AKP ise hiçbir yasa ve hukuk kuralını tanımadığını açıkça söylüyor ve uygulamaları da böyledir. AKP faşizmi, geçmişten günümüze devrimcilere bu çerçevede saldırmış, katletmiş, kurumları kırıp dökmüş, yağmalamış; devrimcileri, demokratları işkencelerden geçirmiş, tutuklamış; her türlü hak ve özgürlüğü yasaklamış, tam bir baskı ve terörle yönetmektedir.
Bu saldırıların hedefine artık reformizm ve CHP gibi düzen partileri de girdi. AKP, oligarşi içi iktidar savaşında elindeki devlet olanaklarını kullanmaya, yargı ve hapishaneleri silah olarak kullanmaya devam etmektedir.
Hedef yalnızca İmamoğlu da değildir. Hedef, CHP’nin AKP iktidarını tehlikeye sokan, sistemin istikrarını tehdit eden oy artışını durdurmak, CHP’yi geriletmek ve zayıflatmaktır.
Bu süreçte CHP, İmamoğlu’nu cumhurbaşkanı adayı yaparak hem kendi iç sorunlarını bir ölçüde çözmek hem de “faşist AKP’nin hedefindeki parti” rolüyle gücünü ve oylarını artırmak; halkın adaletsizlik ve zulme olan öfkesini kendi peşine takarak etkisizleştirme derdindedir.
Bu nedenle CHP, bugün geçmişte Ecevit’in düzen karşıtı görüntüsüyle elde ettiği iktidar gücüne benzer politikalarla ulaşmaya çalışıyor. Özgür Özel’in dilindeki “Haklıyız, kazanacağız” sloganları, mitinglerinde Grup Yorum şarkıları çalmaları, “1 Mayıs’ta Taksim’deyiz” tarzı propagandif söylemleri bu amaçladır.
DÜN ECEVİT CHP’Sİ, BUGÜN ÖZEL–İMAMOĞLU CHP’Sİ HALKÇI VE İLERİCİ DEĞİLDİR.

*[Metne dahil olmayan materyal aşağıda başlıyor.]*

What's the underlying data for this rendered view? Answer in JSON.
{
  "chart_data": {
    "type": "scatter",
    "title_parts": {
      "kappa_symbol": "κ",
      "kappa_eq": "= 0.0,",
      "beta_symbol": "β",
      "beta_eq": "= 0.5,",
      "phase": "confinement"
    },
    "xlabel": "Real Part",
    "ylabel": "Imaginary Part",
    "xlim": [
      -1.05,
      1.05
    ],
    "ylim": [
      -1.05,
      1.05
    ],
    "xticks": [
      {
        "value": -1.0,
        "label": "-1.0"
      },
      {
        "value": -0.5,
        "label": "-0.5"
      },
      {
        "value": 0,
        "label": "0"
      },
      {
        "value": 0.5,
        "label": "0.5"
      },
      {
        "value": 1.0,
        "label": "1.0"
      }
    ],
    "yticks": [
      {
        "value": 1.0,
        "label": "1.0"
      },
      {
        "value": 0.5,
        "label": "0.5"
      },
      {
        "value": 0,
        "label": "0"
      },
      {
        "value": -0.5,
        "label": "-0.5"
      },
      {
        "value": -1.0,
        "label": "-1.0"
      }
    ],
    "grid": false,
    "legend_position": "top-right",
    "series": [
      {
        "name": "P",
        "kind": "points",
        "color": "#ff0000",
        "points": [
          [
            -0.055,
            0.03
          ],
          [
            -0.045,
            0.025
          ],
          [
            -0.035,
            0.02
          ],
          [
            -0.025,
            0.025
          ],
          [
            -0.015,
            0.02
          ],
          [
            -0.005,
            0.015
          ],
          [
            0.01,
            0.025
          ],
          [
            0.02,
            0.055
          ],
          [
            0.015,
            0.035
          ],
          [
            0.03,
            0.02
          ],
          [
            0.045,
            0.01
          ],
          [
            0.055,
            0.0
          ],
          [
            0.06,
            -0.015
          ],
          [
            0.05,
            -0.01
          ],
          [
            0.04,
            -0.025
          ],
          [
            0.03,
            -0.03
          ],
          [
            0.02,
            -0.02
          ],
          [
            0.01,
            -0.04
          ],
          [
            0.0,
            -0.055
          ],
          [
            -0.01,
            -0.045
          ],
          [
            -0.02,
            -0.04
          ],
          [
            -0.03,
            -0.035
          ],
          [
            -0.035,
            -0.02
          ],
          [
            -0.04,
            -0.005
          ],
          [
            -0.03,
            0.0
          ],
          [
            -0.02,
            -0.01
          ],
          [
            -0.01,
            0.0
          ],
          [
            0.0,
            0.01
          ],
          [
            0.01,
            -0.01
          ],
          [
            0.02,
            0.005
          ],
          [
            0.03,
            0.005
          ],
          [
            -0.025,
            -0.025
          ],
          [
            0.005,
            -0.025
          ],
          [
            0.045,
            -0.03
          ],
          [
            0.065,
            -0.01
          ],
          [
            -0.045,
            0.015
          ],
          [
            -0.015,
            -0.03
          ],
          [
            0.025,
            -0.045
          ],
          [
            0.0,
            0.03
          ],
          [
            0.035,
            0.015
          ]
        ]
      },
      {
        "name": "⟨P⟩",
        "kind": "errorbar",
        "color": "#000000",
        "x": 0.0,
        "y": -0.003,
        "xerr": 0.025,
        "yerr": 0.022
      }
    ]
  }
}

CHP’nin 1940’lardan günümüze tarihi, gericiliğin ve emperyalizmin işbirlikçiliğinin tarihidir. Halk hedefi yoktur. 1970’lerde Ecevit’in halkçı sloganlar kullanması dönemsel bir durumdur. Devrimci mücadelenin yükseldiği ve halkın devrimci sloganların etkisinde olduğu bir dönemdir. Ecevit, halkçı sloganlar kullanmadan bir kitle gücüne ulaşamazdı. Fakat o dönem için de CHP’nin programı halktan değil, burjuvaziden yanadır.
1940’larda CHP, programını değiştirerek kendisini sömürücü sınıfların partisi ilan etmiştir.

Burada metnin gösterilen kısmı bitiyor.